Of course, this is done by fostering and promoting investment in communities, which leads to additional jobs, which results in an increased population, which leads to the development of supporting retail, professional services, and activities.

The number one reason for travel is to visit friends and family. So the larger the population, the more tourism you’ll have. The second reason for travel is business. The more businesses you have, the more tourism you’ll have based on their visitors. And with the success of those two drivers, your activities and attractions will bring in leisure visitors, making you a well-rounded destination as a place to live, work, and play.

Here are the three reasons why tourism is the purest form of economic development:

1. People come, spend money and go home. If you attract the right visitors, you don’t need more police and social services; they impact your infrastructure very little; yet they support your retail shops, restaurants, hotels, and get to know you as a community. If visitors like what they see and experience, they tell their friends via Facebook, Instagram and other social media sites. That’s free marketing and a third-party endorsement.
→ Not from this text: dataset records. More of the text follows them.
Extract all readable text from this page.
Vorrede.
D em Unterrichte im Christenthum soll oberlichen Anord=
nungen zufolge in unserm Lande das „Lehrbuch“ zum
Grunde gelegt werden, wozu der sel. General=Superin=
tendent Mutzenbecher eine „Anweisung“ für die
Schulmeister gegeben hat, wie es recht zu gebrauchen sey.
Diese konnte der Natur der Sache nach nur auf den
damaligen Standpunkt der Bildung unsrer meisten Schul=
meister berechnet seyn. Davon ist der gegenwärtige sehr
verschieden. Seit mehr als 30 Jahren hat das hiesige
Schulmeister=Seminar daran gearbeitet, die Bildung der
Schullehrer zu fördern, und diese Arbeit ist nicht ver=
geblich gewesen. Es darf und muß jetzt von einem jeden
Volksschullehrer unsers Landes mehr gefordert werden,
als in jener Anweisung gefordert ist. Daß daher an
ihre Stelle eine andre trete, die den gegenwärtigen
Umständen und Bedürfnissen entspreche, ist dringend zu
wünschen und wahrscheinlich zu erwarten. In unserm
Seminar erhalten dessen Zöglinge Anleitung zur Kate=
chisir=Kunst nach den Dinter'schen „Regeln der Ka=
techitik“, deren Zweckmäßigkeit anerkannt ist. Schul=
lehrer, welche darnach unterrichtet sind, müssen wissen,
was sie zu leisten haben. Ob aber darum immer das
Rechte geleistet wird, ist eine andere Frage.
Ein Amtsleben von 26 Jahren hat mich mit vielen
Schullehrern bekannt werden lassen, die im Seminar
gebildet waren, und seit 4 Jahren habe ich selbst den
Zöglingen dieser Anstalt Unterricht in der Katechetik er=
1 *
2. Tourism is the front door to your non-tourism economic development. Any site selector, investor, or commercial real estate firm will arrive in your community, as what? A visitor. With quality of life leading economic development, tourism provides the marketing and visuals that promote the best you have to offer in terms of nightlife, downtown, your amenities such as trails and parks, and your activities. Tourism showcases your community as a very desirable place to not only visit, but in which to live and work.

3. Tourism is a downtown’s best friend. The number one activity of visitors, in the world, is shopping, dining and entertainment in a pedestrian-friendly, intimate setting: your downtown. This is typically not the reason they visit, but it is their number one activity once they arrive. While local residents provide the sales so retailers break even, tourism can provide the profit margin. A great downtown, over time, can be an attraction in itself. Tourism and downtowns should be joined at the hip.

Tourism is the purest form of economic development, but it is often seen as the ugly stepchild. Yet tourism is one of the fastest growing industries, can provide a quick return on your investment, and provides you with the marketing that showcases the best of what you have to offer.